Limitations and Optimizations
Even with strong empirical results, the HRM approach has some weaknesses. Notably:
Part 6/11:
These limitations prompted further research and refinement.
The Birth of TRM: Tiny Recursive Models
Enter TRM (Tiny Recursion Model)—a radically simplified, more robust successor developed by researcher Alexia. Instead of relying on biological analogies or assumptions of equilibrium, TRM directly trains after a fixed number of recursive updates, dropping the assumption that inner loops must settle into a stable state.
Design Differences
Part 7/11:
Performance and Capabilities
Despite its smaller size, TRM has achieved impressive results:
40% on ARC AGI 1, surpassing models like Gemini 2.5 Pro.
6.2% on ARC AGI 2, close to GPT-5 Medium.
Excels in logical puzzles such as Sudoku and maze problems, where it can refine answers through recursive reasoning until confidence is high.
Part 8/11:
An intriguing aspect is that TRM sometimes performs better using MLPs alone—without attention mechanisms—in tasks with limited context, such as 9x9 Sudoku puzzles. Attention, however, becomes advantageous in larger, more complex grids like 30x30 mazes.
Insights from Scaling and Model Size
A surprising discovery during development was that scaling the number of layers in TRM decreased performance, a stark contrast to conventional wisdom in large language models. More layers led to overfitting and worse generalization, whereas fewer layers combined with more recursive steps yielded better results.
Part 9/11:
This suggests that for small, task-specific models, recursive reasoning and clever architecture can outperform larger, monolithic models. The recursive process turns complex problems into sequences of small, manageable edits, reducing the need for vast parameters.
Implications for AI Development
These findings raise critical questions:
The success of HRM and TRM indicates that structural ingenuity can rival or surpass brute-force scaling, especially for logical and rule-based tasks.
Evidence points to better generalization and robustness in small, recursive models, as they are less prone to overfitting and data memorization.
Part 10/11:
The future may lie in hierarchical, recursive, and multi-timescale models that approach reasoning more like humans—refining answers multiple times rather than predicting in one shot.

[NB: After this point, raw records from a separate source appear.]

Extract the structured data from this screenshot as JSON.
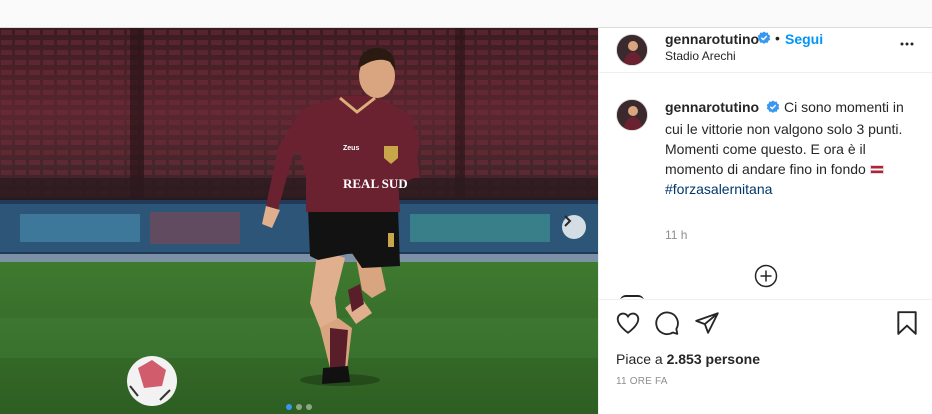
{
  "post": {
    "username": "gennarotutino",
    "verified": true,
    "separator": "•",
    "follow_label": "Segui",
    "location": "Stadio Arechi",
    "photo": {
      "shirt_sponsor": "REAL SUD",
      "shirt_brand": "Zeus",
      "carousel_count": 3,
      "carousel_active": 1
    },
    "caption": {
      "username": "gennarotutino",
      "text": "Ci sono momenti in cui le vittorie non valgono solo 3 punti. Momenti come questo. E ora è il momento di andare fino in fondo",
      "flag_icon": "latvia-flag-emoji",
      "hashtag": "#forzasalernitana",
      "time_ago": "11 h"
    },
    "likes_prefix": "Piace a",
    "likes_count": "2.853 persone",
    "date": "11 ORE FA"
  },
  "colors": {
    "accent": "#0095f6",
    "hashtag": "#00376b",
    "muted": "#8e8e8e",
    "jersey": "#6a2230",
    "pitch": "#3e7d2e"
  }
}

Conclusion: Rethinking AI Paradigms
The advent of HRM and TRM shows that small, thoughtfully designed recursive models are a promising path forward. They challenge the prevalent narrative that more parameters and bigger models equate to smarter AI. Instead, architecture, recursive reasoning, and efficient internal representations can unlock impressive reasoning capabilities within a fraction of the typical computational footprint.
Part 11/11:
As AI research continues to evolve, exploring these alternative paradigms may bring us closer to truly intelligent machines—without requiring impossibly large models. This approach not only democratizes AI development but also encourages innovation grounded in how our own brains might solve problems.
What do you think? Are recursive and hierarchical models the future of AI? Share your thoughts in the comments.

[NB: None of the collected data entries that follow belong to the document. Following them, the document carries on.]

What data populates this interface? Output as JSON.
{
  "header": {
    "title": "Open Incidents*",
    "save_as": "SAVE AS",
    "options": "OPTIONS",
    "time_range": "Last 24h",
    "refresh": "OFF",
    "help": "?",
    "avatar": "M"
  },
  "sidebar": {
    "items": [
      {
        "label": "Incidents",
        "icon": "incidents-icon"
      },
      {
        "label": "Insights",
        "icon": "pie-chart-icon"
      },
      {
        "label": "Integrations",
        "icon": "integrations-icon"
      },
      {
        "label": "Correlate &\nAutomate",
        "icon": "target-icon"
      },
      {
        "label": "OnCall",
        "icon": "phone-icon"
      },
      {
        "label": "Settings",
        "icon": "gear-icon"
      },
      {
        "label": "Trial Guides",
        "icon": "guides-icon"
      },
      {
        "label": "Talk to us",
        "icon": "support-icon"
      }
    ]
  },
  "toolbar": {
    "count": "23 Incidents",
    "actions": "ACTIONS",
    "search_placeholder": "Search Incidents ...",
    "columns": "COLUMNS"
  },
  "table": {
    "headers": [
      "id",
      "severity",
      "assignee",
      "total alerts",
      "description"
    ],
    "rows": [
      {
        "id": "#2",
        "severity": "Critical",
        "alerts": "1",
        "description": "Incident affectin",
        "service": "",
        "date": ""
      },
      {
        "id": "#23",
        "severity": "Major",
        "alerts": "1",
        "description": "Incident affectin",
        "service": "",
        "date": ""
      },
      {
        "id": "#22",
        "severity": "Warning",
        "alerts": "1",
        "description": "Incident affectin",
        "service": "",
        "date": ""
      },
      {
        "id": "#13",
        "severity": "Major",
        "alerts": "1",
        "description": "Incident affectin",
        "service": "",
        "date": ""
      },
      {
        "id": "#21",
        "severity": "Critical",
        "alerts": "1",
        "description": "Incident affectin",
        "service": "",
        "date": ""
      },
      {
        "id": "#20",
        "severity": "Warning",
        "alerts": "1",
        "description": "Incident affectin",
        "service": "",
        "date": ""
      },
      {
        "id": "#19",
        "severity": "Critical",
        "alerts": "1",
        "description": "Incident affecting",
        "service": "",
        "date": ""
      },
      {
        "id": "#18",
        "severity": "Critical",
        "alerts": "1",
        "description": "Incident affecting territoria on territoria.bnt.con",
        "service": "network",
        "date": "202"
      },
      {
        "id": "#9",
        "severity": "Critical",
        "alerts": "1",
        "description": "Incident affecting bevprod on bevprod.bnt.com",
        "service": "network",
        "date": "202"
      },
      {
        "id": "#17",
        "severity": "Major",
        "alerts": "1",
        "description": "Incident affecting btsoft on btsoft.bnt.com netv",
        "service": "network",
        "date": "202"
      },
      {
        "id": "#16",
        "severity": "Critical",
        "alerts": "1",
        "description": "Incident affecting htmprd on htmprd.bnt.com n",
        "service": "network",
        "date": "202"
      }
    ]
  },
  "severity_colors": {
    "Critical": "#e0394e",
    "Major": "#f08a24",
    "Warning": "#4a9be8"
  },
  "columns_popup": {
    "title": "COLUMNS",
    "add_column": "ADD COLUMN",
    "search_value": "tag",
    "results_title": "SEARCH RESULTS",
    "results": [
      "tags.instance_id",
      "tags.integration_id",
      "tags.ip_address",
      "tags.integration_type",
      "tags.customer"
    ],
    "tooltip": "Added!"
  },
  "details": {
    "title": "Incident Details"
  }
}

Oh, this model is very specialized though, and can't be used for text generation... I can't wait if we managed to figure out how to get ChatGPT level of text generation with that size, though.

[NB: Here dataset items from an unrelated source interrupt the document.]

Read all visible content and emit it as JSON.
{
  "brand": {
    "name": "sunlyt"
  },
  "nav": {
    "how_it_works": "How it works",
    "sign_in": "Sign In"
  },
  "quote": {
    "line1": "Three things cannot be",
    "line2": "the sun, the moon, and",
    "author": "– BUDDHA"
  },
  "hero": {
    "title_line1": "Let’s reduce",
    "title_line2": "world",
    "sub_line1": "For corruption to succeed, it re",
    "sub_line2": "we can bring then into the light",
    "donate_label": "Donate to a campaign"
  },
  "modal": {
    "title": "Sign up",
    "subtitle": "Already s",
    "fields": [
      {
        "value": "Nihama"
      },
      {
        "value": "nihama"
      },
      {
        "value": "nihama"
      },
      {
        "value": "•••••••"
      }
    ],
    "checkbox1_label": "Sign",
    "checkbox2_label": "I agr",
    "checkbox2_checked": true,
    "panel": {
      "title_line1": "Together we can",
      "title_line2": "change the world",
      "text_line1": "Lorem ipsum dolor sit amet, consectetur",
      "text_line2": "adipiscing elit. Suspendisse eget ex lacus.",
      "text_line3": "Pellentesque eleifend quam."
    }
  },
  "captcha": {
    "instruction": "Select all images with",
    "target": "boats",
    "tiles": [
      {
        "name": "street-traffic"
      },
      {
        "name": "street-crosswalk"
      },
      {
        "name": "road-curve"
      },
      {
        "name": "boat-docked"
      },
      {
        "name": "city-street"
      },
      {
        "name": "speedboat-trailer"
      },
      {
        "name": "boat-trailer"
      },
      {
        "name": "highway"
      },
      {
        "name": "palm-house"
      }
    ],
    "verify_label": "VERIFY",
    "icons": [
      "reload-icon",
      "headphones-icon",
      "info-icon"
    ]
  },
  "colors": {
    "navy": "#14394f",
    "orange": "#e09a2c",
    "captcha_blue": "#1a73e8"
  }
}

ChatGPT and competitors all have multiple models that get automatically selected based on the prompt. Having few specialized tiny models can be a game changer.
I meant, this model is too specialized to be useful to most people. It can't even generate text...
But I'm still excited... Instead of 5-10 sub-models like they're doing now, I imagine in the future AI tools will contain thousands of sub-models that are each "too specialized" to be usable on their own, but are insanely small in size.